BACKGROUND: Lactate, a key exercise-derived metabolite and exerkine, is increasingly recognized as a metabolic-epigenetic signal, yet whether lactate and its transport directly shape skeletal-muscle epigenetic and transcriptional adaptations to exercise remains unclear. METHODS: Young male mice underwent six-week interventions: Control, lactate administration, high intensity interval training (HIIT), monocarboxylate transporter isoforms 1 and 2 (MCT1/2) inhibition, or HIIT plus inhibition. Gastrocnemius muscle was profiled by DNA methylation arrays, mRNA and miRNA-seq, together with analyses of signaling proteins, metabolites, and running performance. RESULTS: Exogenous lactate and HIIT each elicited broad, site-specific remodeling of the skeletal muscle methylome and transcriptome with substantial overlap at promoter CpGs and differentially expressed genes. Promoter methylation changes showed weak coupling to steady-state mRNA, whereas integrative analyses revealed robust anti-directional miRNA-mRNA networks and included numerous chromatin and epigenetic regulators, identifying a lactate-driven, miRNA-centered axis.
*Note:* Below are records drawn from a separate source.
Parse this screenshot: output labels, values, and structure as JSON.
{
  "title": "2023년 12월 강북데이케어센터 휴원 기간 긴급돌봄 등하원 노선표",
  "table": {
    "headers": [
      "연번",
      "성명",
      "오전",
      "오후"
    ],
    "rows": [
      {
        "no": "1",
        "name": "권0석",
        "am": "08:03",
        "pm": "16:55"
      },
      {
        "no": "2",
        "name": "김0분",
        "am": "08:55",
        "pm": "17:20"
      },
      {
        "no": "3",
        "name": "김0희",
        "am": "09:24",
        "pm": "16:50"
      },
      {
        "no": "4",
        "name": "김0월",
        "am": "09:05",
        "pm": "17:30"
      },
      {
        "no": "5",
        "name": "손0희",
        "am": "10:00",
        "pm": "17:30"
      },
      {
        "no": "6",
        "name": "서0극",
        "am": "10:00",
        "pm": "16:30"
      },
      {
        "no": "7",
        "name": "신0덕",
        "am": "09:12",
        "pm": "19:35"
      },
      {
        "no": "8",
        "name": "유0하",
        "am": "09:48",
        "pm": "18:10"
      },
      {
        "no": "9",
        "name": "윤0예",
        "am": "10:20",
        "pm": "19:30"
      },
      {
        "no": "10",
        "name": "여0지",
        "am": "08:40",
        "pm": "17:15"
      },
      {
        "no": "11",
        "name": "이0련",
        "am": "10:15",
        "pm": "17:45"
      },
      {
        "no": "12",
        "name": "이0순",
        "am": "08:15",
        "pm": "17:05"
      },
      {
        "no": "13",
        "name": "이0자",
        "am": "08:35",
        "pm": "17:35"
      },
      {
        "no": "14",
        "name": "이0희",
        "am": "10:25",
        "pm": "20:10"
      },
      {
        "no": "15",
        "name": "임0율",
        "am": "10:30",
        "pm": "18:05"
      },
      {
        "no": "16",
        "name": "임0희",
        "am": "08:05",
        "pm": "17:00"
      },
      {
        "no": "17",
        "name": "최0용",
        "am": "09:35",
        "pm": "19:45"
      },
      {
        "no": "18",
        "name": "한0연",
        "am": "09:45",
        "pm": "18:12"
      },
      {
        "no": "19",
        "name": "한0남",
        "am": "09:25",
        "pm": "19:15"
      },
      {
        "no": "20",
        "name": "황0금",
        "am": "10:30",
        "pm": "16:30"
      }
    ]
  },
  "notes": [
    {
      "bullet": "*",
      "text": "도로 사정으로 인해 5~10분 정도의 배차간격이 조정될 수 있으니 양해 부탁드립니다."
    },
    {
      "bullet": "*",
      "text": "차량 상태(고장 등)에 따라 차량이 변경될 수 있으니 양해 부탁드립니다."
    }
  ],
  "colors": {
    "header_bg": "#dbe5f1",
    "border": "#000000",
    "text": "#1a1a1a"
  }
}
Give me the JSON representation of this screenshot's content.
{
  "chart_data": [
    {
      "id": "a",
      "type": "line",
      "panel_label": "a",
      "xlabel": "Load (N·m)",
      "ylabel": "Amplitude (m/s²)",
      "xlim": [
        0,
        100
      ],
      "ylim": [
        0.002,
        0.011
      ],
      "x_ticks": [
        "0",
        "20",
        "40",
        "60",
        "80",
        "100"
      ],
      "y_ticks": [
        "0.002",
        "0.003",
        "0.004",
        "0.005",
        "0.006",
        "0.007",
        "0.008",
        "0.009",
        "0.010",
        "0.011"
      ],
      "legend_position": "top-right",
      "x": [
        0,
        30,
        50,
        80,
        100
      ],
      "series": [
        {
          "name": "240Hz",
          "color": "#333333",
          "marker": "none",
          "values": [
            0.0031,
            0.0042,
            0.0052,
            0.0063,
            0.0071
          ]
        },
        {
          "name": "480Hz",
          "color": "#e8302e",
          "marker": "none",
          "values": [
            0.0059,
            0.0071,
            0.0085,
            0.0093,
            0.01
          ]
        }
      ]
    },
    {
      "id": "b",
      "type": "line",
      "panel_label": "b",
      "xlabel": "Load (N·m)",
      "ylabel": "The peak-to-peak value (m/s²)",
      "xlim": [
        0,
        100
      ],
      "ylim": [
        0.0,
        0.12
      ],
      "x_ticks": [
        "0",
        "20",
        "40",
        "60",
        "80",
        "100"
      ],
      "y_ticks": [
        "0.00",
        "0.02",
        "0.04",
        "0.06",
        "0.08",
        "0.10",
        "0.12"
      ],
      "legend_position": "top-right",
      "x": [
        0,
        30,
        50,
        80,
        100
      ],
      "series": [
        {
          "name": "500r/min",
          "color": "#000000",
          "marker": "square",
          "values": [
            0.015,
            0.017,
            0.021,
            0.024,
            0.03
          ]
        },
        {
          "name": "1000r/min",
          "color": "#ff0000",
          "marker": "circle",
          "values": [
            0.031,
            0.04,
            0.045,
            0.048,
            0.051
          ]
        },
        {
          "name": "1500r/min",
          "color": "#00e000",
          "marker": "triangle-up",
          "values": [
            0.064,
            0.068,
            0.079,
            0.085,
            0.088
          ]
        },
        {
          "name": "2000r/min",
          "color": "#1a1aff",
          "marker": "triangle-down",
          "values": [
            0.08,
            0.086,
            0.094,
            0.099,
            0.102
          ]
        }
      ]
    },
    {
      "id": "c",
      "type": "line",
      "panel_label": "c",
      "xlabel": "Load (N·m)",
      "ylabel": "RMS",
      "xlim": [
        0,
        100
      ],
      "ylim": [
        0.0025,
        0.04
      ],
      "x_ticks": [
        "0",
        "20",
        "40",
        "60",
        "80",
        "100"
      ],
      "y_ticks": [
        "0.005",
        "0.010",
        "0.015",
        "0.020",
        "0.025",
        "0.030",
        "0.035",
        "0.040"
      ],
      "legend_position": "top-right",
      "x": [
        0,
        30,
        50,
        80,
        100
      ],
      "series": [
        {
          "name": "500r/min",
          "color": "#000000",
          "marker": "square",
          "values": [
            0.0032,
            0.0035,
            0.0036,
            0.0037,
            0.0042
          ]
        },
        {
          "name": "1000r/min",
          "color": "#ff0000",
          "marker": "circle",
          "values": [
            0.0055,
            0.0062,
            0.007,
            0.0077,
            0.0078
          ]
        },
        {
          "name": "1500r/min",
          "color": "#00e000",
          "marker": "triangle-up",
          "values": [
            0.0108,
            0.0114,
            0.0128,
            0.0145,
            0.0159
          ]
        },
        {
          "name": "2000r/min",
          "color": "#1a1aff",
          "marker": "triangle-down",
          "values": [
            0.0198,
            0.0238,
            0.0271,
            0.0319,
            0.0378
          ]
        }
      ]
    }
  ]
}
At the protein level, lactate increased TET2/DNMT3A and activated signaling involved in satellite-cell activation, angiogenesis, and AKT-S6 axis, accompanied by reciprocal miRNA-mRNA pairs. HIIT increased TET1/2 and DNMT3A, reduced DNMT3B, and uniquely enhanced mitochondrial/antioxidant signaling. Pharmacologic MCT1/2 blockade abrogated HIIT-induced methylome and miRNA remodeling and blunted transcriptomic and protein adaptations, demonstrating that intact lactate flux is required for exercise-induced epigenetic reprogramming. Despite molecular convergence, chronic lactate did not improve running performance, suggesting that lactate is necessary, but not sufficient for the full physiological benefits of HIIT. CONCLUSIONS: These data support a lactate-miRNA-transcriptome/epigenome interplay that links metabolic perturbation to gene regulation in skeletal muscle. Using an integrated multi-omics approach, we propose a mechanistic framework for future studies targeting metabolic-epigenetic signaling in both physiology and pathology.